Algorithm for finding numbers without pairs from a large data stream?

A

ArtemE2013-07-04 17:21:34

Algorithms

ArtemE, 2013-07-04 17:21:34

Good afternoon!
Today the KPI-Open Olympiad was held and there was an interesting task:
Limits: 8 sec. 8Mb

Condition
There are N natural numbers (N is paired from 2 to 10,000,000) modulo no more than 1,000,000,000. Almost all of these numbers have a pair. But two numbers - without a pair. It is necessary to find those same two numbers without a pair.
I pay attention to restrictions.
Example
Input
6
4 8 4 7 9 9
Answer
7 8
Example2
Input
8
7 7 7 5 5 5 5 6
Answer
6 7

The solution with BitMap does not go through memory. It is impossible to keep all the numbers in memory. We think that the solution is based on the xor of all numbers among themselves and the selection of two numbers that, if they were xor with the xor of all numbers, would give 0.
The fact is that not only two numbers are suitable for xor - but some kit. In order to weed out unsuitable ones, most likely, it is necessary to introduce a rule for verification.

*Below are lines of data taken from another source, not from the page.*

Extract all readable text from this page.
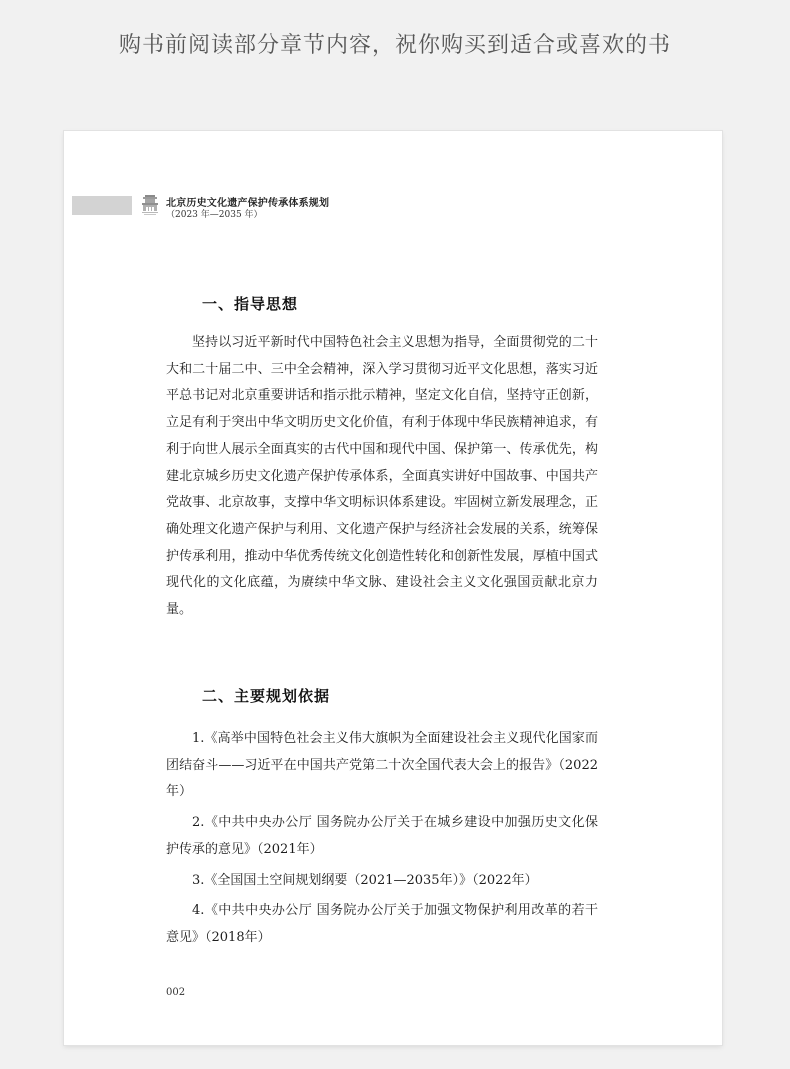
购书前阅读部分章节内容，祝你购买到适合或喜欢的书
北京历史文化遗产保护传承体系规划
（2023 年—2035 年）
一、指导思想

坚持以习近平新时代中国特色社会主义思想为指导，全面贯彻党的二十大和二十届二中、三中全会精神，深入学习贯彻习近平文化思想，落实习近平总书记对北京重要讲话和指示批示精神，坚定文化自信，坚持守正创新，立足有利于突出中华文明历史文化价值，有利于体现中华民族精神追求，有利于向世人展示全面真实的古代中国和现代中国、保护第一、传承优先，构建北京城乡历史文化遗产保护传承体系，全面真实讲好中国故事、中国共产党故事、北京故事，支撑中华文明标识体系建设。牢固树立新发展理念，正确处理文化遗产保护与利用、文化遗产保护与经济社会发展的关系，统筹保护传承利用，推动中华优秀传统文化创造性转化和创新性发展，厚植中国式现代化的文化底蕴，为赓续中华文脉、建设社会主义文化强国贡献北京力量。

二、主要规划依据

1.《高举中国特色社会主义伟大旗帜为全面建设社会主义现代化国家而团结奋斗——习近平在中国共产党第二十次全国代表大会上的报告》（2022年）

2.《中共中央办公厅 国务院办公厅关于在城乡建设中加强历史文化保护传承的意见》（2021年）

3.《全国国土空间规划纲要（2021—2035年）》（2022年）

4.《中共中央办公厅 国务院办公厅关于加强文物保护利用改革的若干意见》（2018年）

002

Perhaps there is an opportunity to find out the sum of these numbers (which are without a pair) or their product?

Reply

Answer the question

In order to leave comments, you need to log in

4 answer(s)

J

jcmvbkbc, 2013-07-04
@ArtemE

uint32_t xor_all = 0;
uint32_t xor_bit[32] = {0};

....

for (i = 0; i < n; ++i) {
    xor_all ^= in;
    for (j = 0; j < 32; ++j) {
        if (in & (1 << j))
            xor_bit[j] ^= in;
    }
}

for (j = 0; j < 32; ++j) {
    if (xor_all & (1 << j)) {
        out1 = xor_bit[j];
        out2 = xor_all ^ xor_bit[j];
        break;
    }
}

The idea is that unpaired numbers must differ by at least one bit.
In addition to the common xor, we will drag one xor for numbers that have the i-th bit set.
At the end, the common xor will give us different bits, one of which we will find one of the unpaired numbers, and then the second.

T

turboNOMAD, 2013-07-04
@turboNOMAD

I would use a set.
The algorithm is as follows: for each number, we check whether it is in the set. If not, add, otherwise remove. This check goes for O(log n) for std::set in C++, or even for a constant for hash containers. (I don't know which language can be used according to the problem statement).
The only problem is if the numbers and their pairs are not located pseudo-randomly, but for example, first all the unique ones, and then all their pairs. In this case, when passing the first half of the array, the size of the set will only increase and we can fly with a memory limit.

N

nicolausYes, 2013-07-04
@nicolausYes

+1, posted the same thing. Depending on the compiler, C++ can use either C++11 containers (unordered_set) or from the tr1 namespace on older compilers, if present. In fact, when solving it head-on, you will have to store at least half of the values, or store it somehow more cunningly.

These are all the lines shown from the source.